Agonists of GPR120 and CD36 decrease food consumption.
Dual action leads to more pronounced effect.
Agonists of GPR120/CD36 are also promising as anti-inflammatory agents.
Methodology
The first ever atomistic models of full-scale GPR120 and CD36 proteins in their native membrane environment were built including the PTM.
Extensive MD simulations were performed and the ensembles of representative protein conformations were extracted
Ensemble docking simulations were performed to study the mechanism of action of prospective fatty acid analogues.
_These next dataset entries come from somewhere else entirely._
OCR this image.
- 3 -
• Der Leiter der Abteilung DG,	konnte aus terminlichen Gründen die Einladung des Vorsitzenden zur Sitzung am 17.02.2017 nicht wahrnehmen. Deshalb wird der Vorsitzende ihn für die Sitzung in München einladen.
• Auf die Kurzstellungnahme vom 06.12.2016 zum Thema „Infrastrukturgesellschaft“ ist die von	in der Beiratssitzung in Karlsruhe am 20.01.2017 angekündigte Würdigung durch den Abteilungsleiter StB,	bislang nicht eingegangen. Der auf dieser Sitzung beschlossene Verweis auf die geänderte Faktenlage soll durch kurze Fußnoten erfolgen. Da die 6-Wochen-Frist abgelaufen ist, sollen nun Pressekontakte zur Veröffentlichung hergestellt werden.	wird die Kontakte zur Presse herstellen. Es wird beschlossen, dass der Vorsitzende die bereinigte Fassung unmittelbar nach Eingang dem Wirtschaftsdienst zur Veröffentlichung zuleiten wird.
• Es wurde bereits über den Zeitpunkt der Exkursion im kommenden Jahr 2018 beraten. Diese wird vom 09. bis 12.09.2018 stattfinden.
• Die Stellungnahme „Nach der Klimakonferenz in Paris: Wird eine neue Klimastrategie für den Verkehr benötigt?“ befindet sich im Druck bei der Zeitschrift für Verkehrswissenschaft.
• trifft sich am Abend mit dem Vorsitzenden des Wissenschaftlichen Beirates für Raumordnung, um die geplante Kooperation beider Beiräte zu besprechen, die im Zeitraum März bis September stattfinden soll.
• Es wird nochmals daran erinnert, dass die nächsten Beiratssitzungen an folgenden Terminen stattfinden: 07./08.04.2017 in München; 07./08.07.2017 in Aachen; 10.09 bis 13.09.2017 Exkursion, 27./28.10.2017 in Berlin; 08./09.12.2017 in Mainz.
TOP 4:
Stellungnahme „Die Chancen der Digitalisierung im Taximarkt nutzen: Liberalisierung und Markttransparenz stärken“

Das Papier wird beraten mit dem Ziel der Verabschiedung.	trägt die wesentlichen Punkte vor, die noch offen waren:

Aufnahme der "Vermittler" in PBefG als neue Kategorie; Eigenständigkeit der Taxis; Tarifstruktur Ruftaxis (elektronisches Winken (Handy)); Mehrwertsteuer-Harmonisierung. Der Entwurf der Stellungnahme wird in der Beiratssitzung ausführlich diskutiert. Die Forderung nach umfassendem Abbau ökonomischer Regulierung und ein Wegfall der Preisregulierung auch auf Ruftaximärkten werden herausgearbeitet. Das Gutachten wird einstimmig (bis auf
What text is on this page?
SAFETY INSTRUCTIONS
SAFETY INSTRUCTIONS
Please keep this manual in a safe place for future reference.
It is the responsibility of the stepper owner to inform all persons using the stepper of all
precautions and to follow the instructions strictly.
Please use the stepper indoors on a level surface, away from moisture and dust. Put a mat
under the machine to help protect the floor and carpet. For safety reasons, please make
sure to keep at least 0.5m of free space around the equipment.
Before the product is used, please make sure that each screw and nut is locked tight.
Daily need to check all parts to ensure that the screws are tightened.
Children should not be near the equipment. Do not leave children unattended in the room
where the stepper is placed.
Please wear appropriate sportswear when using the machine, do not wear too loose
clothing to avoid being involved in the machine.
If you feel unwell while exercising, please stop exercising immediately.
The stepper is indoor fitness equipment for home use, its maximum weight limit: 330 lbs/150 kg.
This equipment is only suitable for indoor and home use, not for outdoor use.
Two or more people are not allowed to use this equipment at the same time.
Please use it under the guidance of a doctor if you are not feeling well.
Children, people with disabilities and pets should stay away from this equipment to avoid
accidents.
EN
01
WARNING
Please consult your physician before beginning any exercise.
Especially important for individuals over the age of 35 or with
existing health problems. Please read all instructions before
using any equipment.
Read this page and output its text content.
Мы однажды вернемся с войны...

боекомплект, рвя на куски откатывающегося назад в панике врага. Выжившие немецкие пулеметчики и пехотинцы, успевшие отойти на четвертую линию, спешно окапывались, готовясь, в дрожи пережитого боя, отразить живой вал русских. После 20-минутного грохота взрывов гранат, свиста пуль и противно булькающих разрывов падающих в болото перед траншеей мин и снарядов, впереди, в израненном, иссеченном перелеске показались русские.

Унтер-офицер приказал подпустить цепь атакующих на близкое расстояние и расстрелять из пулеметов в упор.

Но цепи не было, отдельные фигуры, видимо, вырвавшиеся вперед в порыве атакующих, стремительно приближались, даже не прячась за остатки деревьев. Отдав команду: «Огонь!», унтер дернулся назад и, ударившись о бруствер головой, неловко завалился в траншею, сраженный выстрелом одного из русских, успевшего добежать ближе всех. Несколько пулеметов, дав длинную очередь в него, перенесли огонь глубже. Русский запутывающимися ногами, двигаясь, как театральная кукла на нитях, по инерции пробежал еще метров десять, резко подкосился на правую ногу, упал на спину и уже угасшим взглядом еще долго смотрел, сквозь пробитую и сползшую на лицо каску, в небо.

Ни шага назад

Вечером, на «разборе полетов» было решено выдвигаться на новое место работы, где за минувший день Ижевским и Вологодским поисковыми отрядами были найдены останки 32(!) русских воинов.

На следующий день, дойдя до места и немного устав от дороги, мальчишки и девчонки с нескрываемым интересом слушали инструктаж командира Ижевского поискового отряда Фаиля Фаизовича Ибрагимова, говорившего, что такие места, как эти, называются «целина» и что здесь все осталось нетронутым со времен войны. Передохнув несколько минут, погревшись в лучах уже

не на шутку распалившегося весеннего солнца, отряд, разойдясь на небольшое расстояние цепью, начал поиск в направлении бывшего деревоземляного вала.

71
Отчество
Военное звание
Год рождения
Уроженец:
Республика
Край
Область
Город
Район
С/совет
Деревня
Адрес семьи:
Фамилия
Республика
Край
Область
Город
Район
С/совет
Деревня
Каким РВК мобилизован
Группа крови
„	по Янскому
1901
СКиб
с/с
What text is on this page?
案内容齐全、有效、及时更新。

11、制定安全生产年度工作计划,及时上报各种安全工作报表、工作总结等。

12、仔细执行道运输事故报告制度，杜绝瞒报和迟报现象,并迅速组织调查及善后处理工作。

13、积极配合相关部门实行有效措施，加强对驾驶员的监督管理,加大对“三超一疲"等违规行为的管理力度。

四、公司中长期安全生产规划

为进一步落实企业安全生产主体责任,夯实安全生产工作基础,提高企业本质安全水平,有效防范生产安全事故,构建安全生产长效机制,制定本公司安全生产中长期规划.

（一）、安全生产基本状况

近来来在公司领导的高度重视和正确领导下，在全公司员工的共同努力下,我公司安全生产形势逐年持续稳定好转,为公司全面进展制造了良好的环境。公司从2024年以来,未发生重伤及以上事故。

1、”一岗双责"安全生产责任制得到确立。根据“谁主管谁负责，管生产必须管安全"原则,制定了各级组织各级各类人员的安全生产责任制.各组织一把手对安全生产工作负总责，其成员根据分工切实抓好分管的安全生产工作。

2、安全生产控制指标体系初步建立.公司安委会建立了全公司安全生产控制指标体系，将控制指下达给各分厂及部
Extensive in vitro and in vivo studies on cell lines and murine models were performed.
Results
Several highly potent compounds were found from the focused library of fatty acid analogues and confirmed both computationally and experimentally in vitro and in vivo.
The NKS3 and NKS5 compounds show high efficacy in weight loss in murine obesity model.
The NKS3 and NKS5 are proved to be a dual agonist of both CD36 and GPR120.
NKS3 acts in TAB1/TAK1/JNK pathway via GPR120 and reduces inflammation in RAW 264.7 cells, acute lung injury model, kidney and liver inflammation models, septic shock and neuroinflammation models.
The project is being processing towards IND stage.